10    taking part.  I'm very happy to see that he is taking part, but when the

11    time estimates were given, they were given without that knowledge.

12            JUDGE MAY:  Is there anything, Mr. Wladimiroff, you'd like to

13    raise since we're dealing with timetables and the like?

14            MR. WLADIMIROFF:  No, Your Honour.

15            JUDGE MAY:  Thank you.  Mr. Milosevic, is there something you want

16    to raise on this?

17            THE ACCUSED: [Interpretation] Yes, I did want to say something in

18    respect of the timetable.  This is the third one that I have received, but

19    that doesn't matter, it's not important.  Let me be quite clear at the

20    outset:  I'm not asking for anything except I merely wish to make you

21    aware of some facts with respect to the timetable.

22            If the end of our work by the end of March is 5.00 p.m., if the

23    working day is to finish at 5.00 p.m. until the end of March, that, in

24    practical terms, means that as I have to get up, according to my

25    timetable, at 7.00 a.m., I have to be ready by 8.00 a.m. for transport and

Page 1435

 1    I get back, at the earliest, at 6.00, get back to the prison at 6.00 p.m.

 2    at the earliest, from 6.00 to 8.30 is the only time in which I can use the

 3    telephone, which means two and a half hours in the evening, which means

 4    that I have been -- that I won't be able to use my two hours of fresh air

 5    per day, which is the right of every detainee, and the guards also

 6    complain of not having enough fresh air.  But with these longer working

 7    hours, I will not have a chance to go out into the fresh air.
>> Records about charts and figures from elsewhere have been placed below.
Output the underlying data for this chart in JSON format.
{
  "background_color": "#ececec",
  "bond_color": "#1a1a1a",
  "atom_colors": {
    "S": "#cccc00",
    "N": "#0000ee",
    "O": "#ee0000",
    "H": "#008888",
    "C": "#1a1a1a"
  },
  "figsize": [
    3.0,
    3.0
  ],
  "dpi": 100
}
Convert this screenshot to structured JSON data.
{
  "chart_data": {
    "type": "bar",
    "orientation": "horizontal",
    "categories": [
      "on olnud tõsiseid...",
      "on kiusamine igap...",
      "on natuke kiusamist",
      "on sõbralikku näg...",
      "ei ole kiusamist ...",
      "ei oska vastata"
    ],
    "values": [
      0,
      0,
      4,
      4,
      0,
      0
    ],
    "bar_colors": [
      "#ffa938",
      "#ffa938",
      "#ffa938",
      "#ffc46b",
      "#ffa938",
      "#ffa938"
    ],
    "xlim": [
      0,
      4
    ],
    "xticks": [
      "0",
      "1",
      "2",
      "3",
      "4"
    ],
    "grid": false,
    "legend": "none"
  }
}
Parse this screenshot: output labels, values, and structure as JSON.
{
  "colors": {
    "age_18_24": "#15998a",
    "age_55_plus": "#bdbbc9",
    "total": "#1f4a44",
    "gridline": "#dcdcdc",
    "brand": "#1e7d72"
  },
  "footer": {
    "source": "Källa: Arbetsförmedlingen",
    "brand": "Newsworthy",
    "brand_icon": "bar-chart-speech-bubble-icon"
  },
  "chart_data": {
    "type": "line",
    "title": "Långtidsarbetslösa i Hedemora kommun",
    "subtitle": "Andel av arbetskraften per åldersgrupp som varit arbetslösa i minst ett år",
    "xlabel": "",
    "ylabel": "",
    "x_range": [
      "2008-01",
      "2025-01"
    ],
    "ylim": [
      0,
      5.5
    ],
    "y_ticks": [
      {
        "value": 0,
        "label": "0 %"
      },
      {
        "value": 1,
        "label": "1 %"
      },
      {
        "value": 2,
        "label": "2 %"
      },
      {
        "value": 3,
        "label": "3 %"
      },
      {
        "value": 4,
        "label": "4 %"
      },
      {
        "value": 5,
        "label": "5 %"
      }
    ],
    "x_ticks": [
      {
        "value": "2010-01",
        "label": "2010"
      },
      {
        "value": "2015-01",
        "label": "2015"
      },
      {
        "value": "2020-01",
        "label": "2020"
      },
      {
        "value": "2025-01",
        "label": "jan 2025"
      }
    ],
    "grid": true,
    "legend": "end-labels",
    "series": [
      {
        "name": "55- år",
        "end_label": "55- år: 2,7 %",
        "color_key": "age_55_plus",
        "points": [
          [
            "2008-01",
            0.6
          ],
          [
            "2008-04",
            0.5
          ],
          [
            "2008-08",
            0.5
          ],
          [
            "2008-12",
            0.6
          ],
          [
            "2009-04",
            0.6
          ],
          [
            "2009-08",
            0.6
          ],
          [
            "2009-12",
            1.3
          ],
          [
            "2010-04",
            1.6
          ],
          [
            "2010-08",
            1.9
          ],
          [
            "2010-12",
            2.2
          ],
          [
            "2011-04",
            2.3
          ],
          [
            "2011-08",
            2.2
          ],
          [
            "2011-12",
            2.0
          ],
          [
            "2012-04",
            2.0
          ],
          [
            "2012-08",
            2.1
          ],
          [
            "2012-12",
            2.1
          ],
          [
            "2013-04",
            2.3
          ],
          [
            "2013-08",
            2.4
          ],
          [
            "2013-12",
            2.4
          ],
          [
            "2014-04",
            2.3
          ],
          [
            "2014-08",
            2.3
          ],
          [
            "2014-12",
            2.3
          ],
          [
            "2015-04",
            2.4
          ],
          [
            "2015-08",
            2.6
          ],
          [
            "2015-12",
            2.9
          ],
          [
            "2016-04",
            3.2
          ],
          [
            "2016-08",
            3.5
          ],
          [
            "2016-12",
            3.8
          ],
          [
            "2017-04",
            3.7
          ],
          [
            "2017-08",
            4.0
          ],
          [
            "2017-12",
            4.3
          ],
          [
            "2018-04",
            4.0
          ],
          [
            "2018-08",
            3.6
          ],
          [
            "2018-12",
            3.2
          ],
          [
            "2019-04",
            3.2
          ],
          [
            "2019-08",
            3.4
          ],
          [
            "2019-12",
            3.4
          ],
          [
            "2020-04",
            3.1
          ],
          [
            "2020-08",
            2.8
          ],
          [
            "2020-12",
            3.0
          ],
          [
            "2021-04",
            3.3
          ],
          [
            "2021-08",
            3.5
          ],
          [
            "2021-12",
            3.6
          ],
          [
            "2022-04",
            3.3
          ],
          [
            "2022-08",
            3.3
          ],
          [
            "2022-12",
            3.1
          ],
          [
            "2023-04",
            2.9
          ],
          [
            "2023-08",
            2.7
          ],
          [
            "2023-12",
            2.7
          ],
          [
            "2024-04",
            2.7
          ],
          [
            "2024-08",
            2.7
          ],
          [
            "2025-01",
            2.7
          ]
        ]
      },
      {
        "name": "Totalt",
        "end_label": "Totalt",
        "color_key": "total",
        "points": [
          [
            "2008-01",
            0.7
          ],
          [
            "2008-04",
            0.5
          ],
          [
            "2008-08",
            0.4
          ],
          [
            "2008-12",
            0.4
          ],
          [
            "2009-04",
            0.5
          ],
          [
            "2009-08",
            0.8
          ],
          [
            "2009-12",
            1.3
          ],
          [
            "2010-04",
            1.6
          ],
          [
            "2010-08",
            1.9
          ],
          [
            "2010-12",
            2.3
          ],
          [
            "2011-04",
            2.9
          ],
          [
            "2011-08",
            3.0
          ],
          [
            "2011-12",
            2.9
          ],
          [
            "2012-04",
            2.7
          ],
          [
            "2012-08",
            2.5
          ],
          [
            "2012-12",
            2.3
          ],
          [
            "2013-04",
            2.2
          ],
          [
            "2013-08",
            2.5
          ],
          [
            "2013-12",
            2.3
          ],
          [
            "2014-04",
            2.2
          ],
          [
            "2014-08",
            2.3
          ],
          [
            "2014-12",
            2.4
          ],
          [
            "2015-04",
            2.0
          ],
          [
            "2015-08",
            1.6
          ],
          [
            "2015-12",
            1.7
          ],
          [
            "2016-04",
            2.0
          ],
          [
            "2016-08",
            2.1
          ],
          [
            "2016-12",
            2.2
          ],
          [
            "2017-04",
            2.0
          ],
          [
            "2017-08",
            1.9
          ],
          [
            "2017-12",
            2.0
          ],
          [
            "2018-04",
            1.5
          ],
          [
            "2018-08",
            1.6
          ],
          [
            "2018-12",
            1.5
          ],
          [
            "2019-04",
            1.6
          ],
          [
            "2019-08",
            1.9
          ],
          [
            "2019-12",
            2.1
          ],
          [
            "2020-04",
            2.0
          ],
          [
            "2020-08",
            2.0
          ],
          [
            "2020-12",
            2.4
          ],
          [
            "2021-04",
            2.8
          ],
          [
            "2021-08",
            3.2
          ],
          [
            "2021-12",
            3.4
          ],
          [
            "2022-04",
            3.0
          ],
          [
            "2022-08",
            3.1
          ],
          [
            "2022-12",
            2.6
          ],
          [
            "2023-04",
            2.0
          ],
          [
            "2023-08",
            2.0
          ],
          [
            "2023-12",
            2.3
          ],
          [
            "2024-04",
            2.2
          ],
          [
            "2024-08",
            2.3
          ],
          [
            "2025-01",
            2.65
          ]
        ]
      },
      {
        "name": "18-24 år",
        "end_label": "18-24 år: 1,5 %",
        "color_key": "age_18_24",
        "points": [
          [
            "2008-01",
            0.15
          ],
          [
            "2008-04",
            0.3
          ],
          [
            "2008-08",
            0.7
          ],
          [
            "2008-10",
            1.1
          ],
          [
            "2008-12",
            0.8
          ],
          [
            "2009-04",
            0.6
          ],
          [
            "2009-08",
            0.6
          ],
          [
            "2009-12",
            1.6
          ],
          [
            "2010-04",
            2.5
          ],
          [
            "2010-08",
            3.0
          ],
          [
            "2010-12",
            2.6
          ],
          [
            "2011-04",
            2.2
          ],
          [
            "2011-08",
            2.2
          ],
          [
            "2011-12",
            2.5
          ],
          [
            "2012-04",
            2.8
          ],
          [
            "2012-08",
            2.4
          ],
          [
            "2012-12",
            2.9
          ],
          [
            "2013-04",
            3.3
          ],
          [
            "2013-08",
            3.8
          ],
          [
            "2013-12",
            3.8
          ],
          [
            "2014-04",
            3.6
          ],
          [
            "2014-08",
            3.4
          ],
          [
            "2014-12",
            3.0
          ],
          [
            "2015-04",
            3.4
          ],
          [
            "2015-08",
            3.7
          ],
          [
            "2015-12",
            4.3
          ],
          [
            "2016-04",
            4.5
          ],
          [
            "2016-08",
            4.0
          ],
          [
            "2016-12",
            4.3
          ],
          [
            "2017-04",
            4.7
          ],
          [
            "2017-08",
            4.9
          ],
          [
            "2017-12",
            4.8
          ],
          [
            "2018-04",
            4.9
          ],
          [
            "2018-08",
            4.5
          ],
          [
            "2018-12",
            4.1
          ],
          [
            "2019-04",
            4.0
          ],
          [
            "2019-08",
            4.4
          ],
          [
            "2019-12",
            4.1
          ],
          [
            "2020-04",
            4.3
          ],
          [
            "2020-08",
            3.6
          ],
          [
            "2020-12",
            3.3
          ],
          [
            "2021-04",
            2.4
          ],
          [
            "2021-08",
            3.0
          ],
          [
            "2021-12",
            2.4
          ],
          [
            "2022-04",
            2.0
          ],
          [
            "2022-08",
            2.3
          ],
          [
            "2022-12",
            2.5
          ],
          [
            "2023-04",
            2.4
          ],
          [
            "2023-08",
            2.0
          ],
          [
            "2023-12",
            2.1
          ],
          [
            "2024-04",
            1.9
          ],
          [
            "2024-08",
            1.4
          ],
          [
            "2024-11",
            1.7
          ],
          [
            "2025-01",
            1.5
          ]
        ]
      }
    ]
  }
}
 8            During those two and a half hours, I will have to have something

 9    to eat and to hear my family over the phone.  So I will not have an

10    opportunity to go out into the fresh air, to have any exercise, any food,

11    or any personal needs.  And the possibility I have to communicate with my

12    associates will also be restricted, because that time has been limited to

13    8.30, when everything closes down.  So I won't be able to use the public

14    phone box which exists in the corridor either after that time.

15            Let me repeat:  I make no requests, I don't ask for anything,

16    but I want it to be known what conditions I have been placed in, and if

17    this is a way to abuse and mistreat the accused, then I would like to have

18    this understood in this way, because in the time that I have at my

19    disposal, I'm not able to see to my basic human needs, especially as you

20    intend to have this last endlessly.  But a human being does have the need

21    to breathe fresh air, to eat, and to communicate.

22            As I say, let me repeat, I'm not asking for anything.  I just want

23    this to be noted.

24                          [Trial Chamber confers]

25            JUDGE MAY:  We'll consider what the accused has said and obviously

Page 1436

 1    it is something we will take into account.  One compromise might be to sit

 2    at 9.00 and stop at 4.30 or to rearrange the hours in some other way.  But

 3    we'll look at it.

 4            Unless there are any other matters, half past nine Monday morning.

 5            MR. NICE:  No other matters save I think next week the Chamber

 6    intend -- or may have intended to hear argument about 92 bis and may also

 7    have intended to hear argument about the scope of cross-examination.  In

 8    respect to both topics, papers are either in or are shortly to be in from

 9    the amici and from the Prosecution.  I've already asked that, if there is

10    to be legal argument, it shouldn't be on Friday of next week or indeed on

11    Friday of the following week because on each of those days I either shan't

12    be here or shall have to be leaving early.

13            JUDGE MAY:  Very well.  We'll bear that in mind.

14            Half past nine Monday morning

15                          --- Whereupon the hearing adjourned at 3.47,

16                          to be reconvened on Monday, the 4th day of March,

17                          2002, at 9.30 a.m.